Da Seguridade para o Assistencialismo

A “reforma” fixa regras excludentes para o regime geral:

  1. A aposentadoria integral será para uma minoria com capacidade de contribuir por 40 anos.
  2. A aposentadoria parcial, com valor rebaixado (60% da média de todas as contribuições) será inacessível para mais de 35% dos brasileiros, que nem sequer conseguem comprovar 20 anos de contribuição.
  3. O reajuste dos benefícios deixaria de ser corrigido pela inflação.
  4. A idade mínima de 62/65 anos poderá ser de 64/67 em 2033, pois sempre que a expectativa de sobrevida aos 65 anos se elevar um ano, a idade mínima também subirá.
  5. As regras de transição são curtas e severas: em 2028, os homens terão de acumular 105 pontos de idade e tempo de contribuição (acréscimo de 9 pontos em 10 anos), e as mulheres, em 2033, terão de somar 100 pontos (acréscimo de 14 pontos em 14 anos).
  6. Na Previdência Rural, a idade mínima da mulher sobe de 55 para 60 anos e o tempo de comprovação da atividade rural é substituído por tempo de contribuição durante 20 anos;
  7. Cria-se a aposentadoria por invalidez de primeira classe (acidente no trabalho) e de segunda classe (fora do trabalho), cujos valores de benefício são distintos (respectivamente, 100% e 60% da média de contribuições).
  8. Igualmente, institui-se a pensão por morte de primeira e de segunda classe (que pode ser inferior ao salário mínimo).
  9. A “reforma” restringe o acúmulo de mais de uma aposentadoria e pensão.
  10. O conceito de “proteção à maternidade” é alterado para “salário-maternidade”, o que pode restringir direitos.
  11. A “reforma” cria mais dificuldades para a aposentadoria de cidadãos com deficiência (a deficiência “leve” passa a exigir 35 anos de contribuição).
  12. Restringe-se o critério para o Abono Salarial (de dois para um salário mínimo), afetando mais de 20 milhões de brasileiros.
  13. A “segregação contábil” do Orça-mento da Seguridade Social pode tornar constitucional uma “contabilidade criativa” praticada desde 1989 – considera-se que a Previdência é financiada apenas pelos empregados e empregadores.
  14. Com isso, poucos conseguirão cumprir as novas regras e há o risco de uma corrida em massa para a proteção assistencial, que não exige contribuição. Como freio, a “reforma” ergue um muro de contenção fiscal, rebaixando o valor dos benefícios de prestação continuada para 400 reais.
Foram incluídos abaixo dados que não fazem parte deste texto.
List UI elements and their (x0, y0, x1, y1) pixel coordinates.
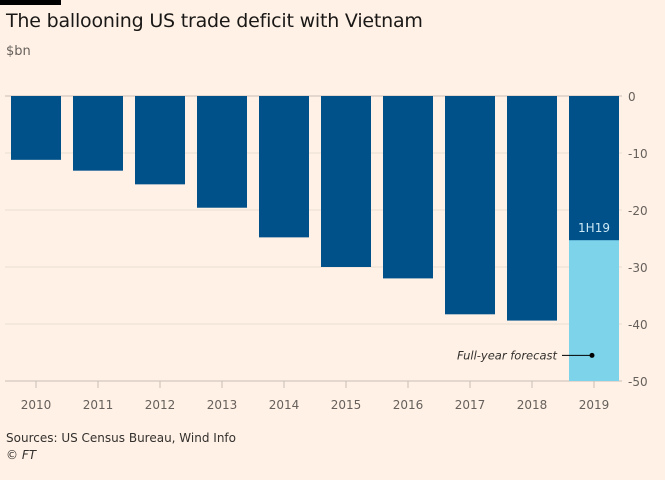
bar-2015 (321, 96, 371, 267)
credit: © FT (6, 448, 37, 462)
x-tick-label: 2019 (579, 398, 610, 412)
annotation-forecast: Full-year forecast (457, 348, 558, 362)
bar-2010 (11, 96, 61, 160)
y-tick-label: -50 (628, 375, 648, 389)
bar-2016 (383, 96, 433, 279)
annotation-1h19: 1H19 (578, 221, 610, 235)
x-tick-label: 2010 (21, 398, 52, 412)
y-tick-label: -40 (628, 318, 648, 332)
bar-2013 (197, 96, 247, 208)
x-tick-label: 2018 (517, 398, 548, 412)
x-tick-label: 2011 (83, 398, 114, 412)
y-tick-label: 0 (628, 90, 636, 104)
bar-2019 (569, 96, 619, 241)
y-tick-label: -20 (628, 204, 648, 218)
x-tick-label: 2017 (455, 398, 486, 412)
x-tick-label: 2014 (269, 398, 300, 412)
bar-2011 (73, 96, 123, 171)
x-tick-label: 2012 (145, 398, 176, 412)
unit-label: $bn (6, 44, 31, 59)
chart-title: The ballooning US trade deficit with Vie… (6, 10, 423, 32)
y-tick-label: -30 (628, 261, 648, 275)
bar-2017 (445, 96, 495, 315)
bar-2014 (259, 96, 309, 238)
x-tick-label: 2015 (331, 398, 362, 412)
bar-2018 (507, 96, 557, 321)
annotation-dot (589, 352, 595, 358)
x-tick-label: 2013 (207, 398, 238, 412)
sources: Sources: US Census Bureau, Wind Info (6, 431, 236, 445)
y-tick-label: -10 (628, 147, 648, 161)
bar-2012 (135, 96, 185, 185)
ft-brand-bar (0, 0, 61, 5)
x-tick-label: 2016 (393, 398, 424, 412)
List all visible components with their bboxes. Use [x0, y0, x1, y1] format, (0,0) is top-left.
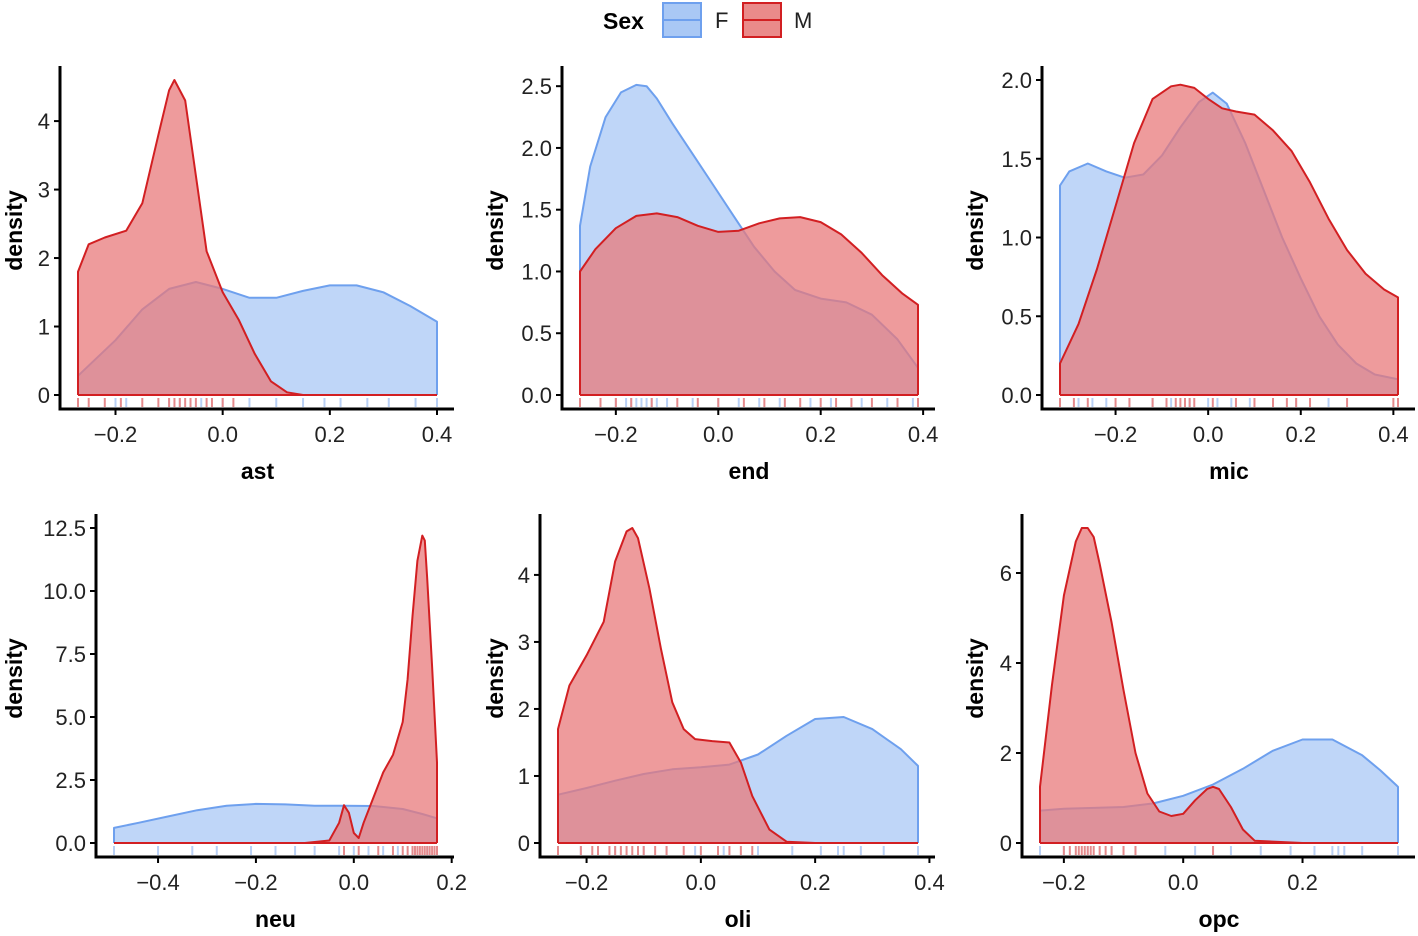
y-tick-label: 2 [38, 246, 50, 271]
y-tick-label: 3 [38, 178, 50, 203]
y-tick-label: 1.5 [521, 198, 552, 223]
y-tick-label: 2.5 [521, 74, 552, 99]
y-tick-label: 4 [518, 563, 530, 588]
y-tick-label: 6 [1000, 561, 1012, 586]
x-tick-label: −0.2 [1042, 870, 1085, 895]
y-axis-title: density [962, 638, 988, 719]
x-tick-label: 0.4 [422, 422, 453, 447]
panel-oli: 0 1 2 3 4 −0.2 0.0 0.2 0.4 oli density [482, 514, 945, 932]
x-tick-label: 0.4 [1378, 422, 1409, 447]
y-tick-label: 0.5 [521, 321, 552, 346]
x-axis-title: end [729, 458, 770, 484]
x-tick-label: 0.2 [436, 870, 467, 895]
legend-label-m: M [794, 8, 812, 33]
x-tick-label: 0.2 [1287, 870, 1318, 895]
panel-neu: 0.0 2.5 5.0 7.5 10.0 12.5 −0.4 −0.2 0.0 0.2 neu den… [1, 514, 467, 932]
y-tick-label: 2.0 [1001, 68, 1032, 93]
x-tick-label: 0.2 [800, 870, 831, 895]
y-tick-label: 1.0 [1001, 226, 1032, 251]
y-tick-label: 0 [1000, 831, 1012, 856]
density-line-m [114, 534, 438, 844]
y-tick-label: 12.5 [43, 516, 86, 541]
x-axis-title: neu [255, 906, 296, 932]
density-area-m [1040, 528, 1398, 843]
y-tick-label: 0.5 [1001, 304, 1032, 329]
y-tick-label: 1.5 [1001, 147, 1032, 172]
x-axis-title: ast [241, 458, 275, 484]
y-tick-label: 5.0 [55, 705, 86, 730]
x-tick-label: 0.0 [339, 870, 370, 895]
density-area-f [114, 803, 437, 843]
x-tick-label: −0.2 [94, 422, 137, 447]
y-tick-label: 7.5 [55, 642, 86, 667]
legend-title: Sex [603, 8, 644, 34]
panel-mic: 0.0 0.5 1.0 1.5 2.0 −0.2 0.0 0.2 0.4 mic density [962, 66, 1415, 484]
x-tick-label: 0.0 [686, 870, 717, 895]
x-tick-label: −0.2 [565, 870, 608, 895]
density-area-m [580, 213, 918, 395]
y-axis-title: density [1, 638, 27, 719]
x-tick-label: 0.0 [1193, 422, 1224, 447]
x-tick-label: 0.2 [1285, 422, 1316, 447]
y-tick-label: 1.0 [521, 259, 552, 284]
y-tick-label: 4 [1000, 651, 1012, 676]
panels: 0 1 2 3 4 −0.2 0.0 0.2 0.4 ast density 0.0 0.5 1.0 1.5… [1, 66, 1415, 932]
density-line-m [579, 212, 919, 395]
y-axis-title: density [482, 638, 508, 719]
x-tick-label: −0.2 [234, 870, 277, 895]
y-tick-label: 2 [518, 697, 530, 722]
panel-ast: 0 1 2 3 4 −0.2 0.0 0.2 0.4 ast density [1, 66, 454, 484]
x-tick-label: −0.4 [136, 870, 179, 895]
density-line-m [1039, 527, 1398, 844]
density-area-m [114, 535, 437, 843]
y-axis-title: density [1, 190, 27, 271]
y-tick-label: 1 [518, 764, 530, 789]
x-tick-label: 0.0 [207, 422, 238, 447]
y-tick-label: 2.0 [521, 136, 552, 161]
y-tick-label: 3 [518, 630, 530, 655]
density-area-m [78, 80, 437, 395]
x-tick-label: 0.4 [914, 870, 945, 895]
y-tick-label: 0.0 [1001, 383, 1032, 408]
x-axis-title: mic [1209, 458, 1249, 484]
x-tick-label: 0.4 [908, 422, 939, 447]
y-tick-label: 0 [518, 831, 530, 856]
density-line-m [1059, 83, 1399, 395]
y-tick-label: 0.0 [521, 383, 552, 408]
panel-opc: 0 2 4 6 −0.2 0.0 0.2 opc density [962, 514, 1415, 932]
x-tick-label: −0.2 [1094, 422, 1137, 447]
y-axis-title: density [962, 190, 988, 271]
y-tick-label: 2.5 [55, 768, 86, 793]
y-tick-label: 2 [1000, 741, 1012, 766]
density-area-m [1060, 84, 1398, 395]
x-axis-title: oli [725, 906, 752, 932]
density-area-m [558, 528, 918, 843]
panel-end: 0.0 0.5 1.0 1.5 2.0 2.5 −0.2 0.0 0.2 0.4 end densit… [482, 66, 938, 484]
legend-label-f: F [715, 8, 728, 33]
x-tick-label: −0.2 [594, 422, 637, 447]
x-tick-label: 0.0 [703, 422, 734, 447]
y-tick-label: 0.0 [55, 831, 86, 856]
x-tick-label: 0.0 [1168, 870, 1199, 895]
legend: Sex F M [603, 2, 812, 38]
y-tick-label: 4 [38, 109, 50, 134]
x-tick-label: 0.2 [805, 422, 836, 447]
y-axis-title: density [482, 190, 508, 271]
y-tick-label: 10.0 [43, 579, 86, 604]
x-tick-label: 0.2 [315, 422, 346, 447]
x-axis-title: opc [1199, 906, 1240, 932]
y-tick-label: 1 [38, 315, 50, 340]
density-line-m [557, 527, 918, 844]
y-tick-label: 0 [38, 383, 50, 408]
A reforma aumenta a desigualdade

O governo estima uma economia de 1,165 trilhão de reais em uma década. Desse montante, 75,6% decorrem da subtração de direitos dos “privilegiados” do INSS (rural e urbano), do BPC e do Abono Salarial. Ou seja, dos mais pobres.

Qual a alternativa?

Além de crescimento econômico, é necessário buscar equidade na contribuição das classes, restringindo-se os privilégios concedidos ao poder econômico e às camadas de alta renda. É preciso que se desmonte, no Brasil, o maior programa mundial de transferência de renda dos pobres para os ricos.